Additò al bramino l’olandese, dicendogli:
– Ecco l’uomo che ti accompagnerà come parlamentario.
– Va bene, sahib. Io sono pronto a partire.
– Tu avrai un premio di mille rupie – gli disse Yanez.
– Io devo a te la vita, Altezza – rispose il bramino con una certa nobiltà. – Mi hai pagato abbastanza.
– No, perché io conto di rivederti e di prenderti ai nostri servigi – disse Yanez.
– Tu, Altezza, farai ciò che vorrai. Ti giuro su Brahma che fino da ora sono interamente tuo, corpo ed anima.
– Ti avverto che se vedrai questo sahib spezzare un paio di bottiglie farai finta di non vedere, e ti do il consiglio di scappare subito colla velocità d’un nilgò.
– Io sarò cieco, Altezza.
– Hai una scorta che ti aspetta fuori? – gli chiese Sandokan.

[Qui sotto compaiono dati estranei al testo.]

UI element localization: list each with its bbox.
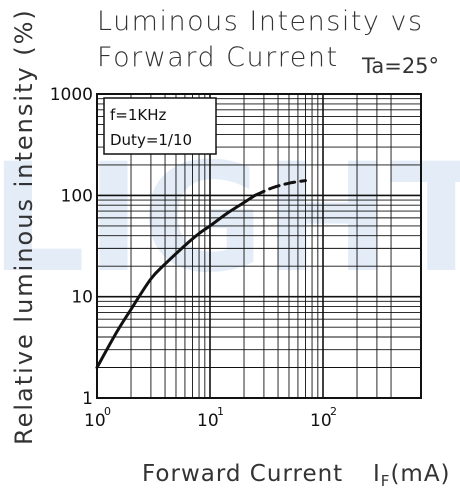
x-axis-label: Forward Current bbox=[142, 461, 343, 487]
x-tick-exponent: 1 bbox=[217, 405, 224, 418]
legend-note-box: f=1KHz Duty=1/10 bbox=[103, 97, 217, 155]
plot-curves bbox=[95, 179, 307, 369]
x-axis-unit: IF(mA) bbox=[373, 461, 451, 490]
x-tick-label: 10 bbox=[310, 411, 332, 431]
y-tick-label: 1 bbox=[82, 389, 93, 409]
note-box-frame bbox=[103, 97, 217, 155]
y-tick-label: 100 bbox=[61, 186, 93, 206]
chart-title-line2: Forward Current bbox=[97, 42, 339, 73]
x-unit-tail: (mA) bbox=[390, 461, 450, 487]
series-curve-solid bbox=[95, 193, 257, 369]
condition-label: Ta=25° bbox=[361, 54, 439, 78]
x-unit-subscript: F bbox=[381, 472, 391, 490]
series-curve-dashed bbox=[253, 179, 307, 197]
x-tick-exponent: 0 bbox=[104, 405, 111, 418]
plot-frame bbox=[96, 93, 422, 399]
x-tick-exponent: 2 bbox=[330, 405, 337, 418]
x-tick-label: 10 bbox=[197, 411, 219, 431]
note-frequency: f=1KHz bbox=[110, 106, 167, 124]
y-tick-label: 1000 bbox=[50, 85, 93, 105]
x-unit-symbol: I bbox=[373, 461, 381, 487]
y-tick-label: 10 bbox=[71, 288, 93, 308]
chart-title-line1: Luminous Intensity vs bbox=[97, 6, 424, 37]
note-duty: Duty=1/10 bbox=[110, 131, 192, 149]
watermark: LIGHT bbox=[0, 132, 460, 306]
y-axis-label: Relative luminous intensity (%) bbox=[10, 8, 38, 445]
x-axis-label-group: Forward Current IF(mA) bbox=[142, 461, 451, 490]
x-tick-label: 10 bbox=[84, 411, 106, 431]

– Sí, sono giunto con una ventina di rajaputi. Si sono fermati presso la moschea per ricondurmi al campo.
– Signor Wan Horn, se non avete paura dei vostri microbi, potete seguire quest’uomo. Ci direte piú tardi in quali condizioni di salute si trova quel caro Sindhia.
– Io non ho paura – rispose l’olandese colla sua voce sempre pacata. – Sarò un parlamentario meraviglioso. Lo sono stato ancora, per conto del mio governo, presso i dayaki laut.
– E non vi hanno mangiato? – chiese Yanez ridendo.
– No, perché allora ero molto magro e non potevo fornire a quei cannibali che delle bistecche assai spolpate.
Tese la mano a Sandokan, a Yanez, a Tremal-Naik, si abbottonò l’ampia giacca nelle cui tasche interne nascondeva le famose bottiglie e seguí il bramino il quale si era impadronito d’una torcia.
– Speriamo di rivedervi presto – gli gridò dietro il portoghese. – Nessuno oserà passarmi per le armi – rispose il dottore.
E se ne andò tranquillo, mentre i pirati della Malesia, sempre sospettosi, puntavano le mitragliatrici verso la vecchia moschea.
CAPITOLO III. I BACILLI DEL COLERA
Un chiarore latteo cominciava a diffondersi verso oriente; il pianeta Venere, in quel cielo terso come un cristallo, splendeva superbamente.
Ma tutta la campagna, che si estendeva intorno alla distrutta capitale, interrotta da folti gruppi di banani e di tamarindi che il grande calore aveva ingialliti e forse spenti per sempre, era ancora bruna poiché l’alba non si era ancora mostrata pienamente.
Un grosso drappello, formato d’una ventina di rajaputi armati di fucili e di pistoloni, si avanzava attraverso la pianura preceduto da un uomo bianco e da un bramino, il quale sulla punta d’una lancia reggeva una bandiera di seta piú o meno bianca.
In lontananza luccicavano dei grandi falò i quali annunciavano un accampamento imponente. Si udivano giungere grida umane e barriti d’elefanti.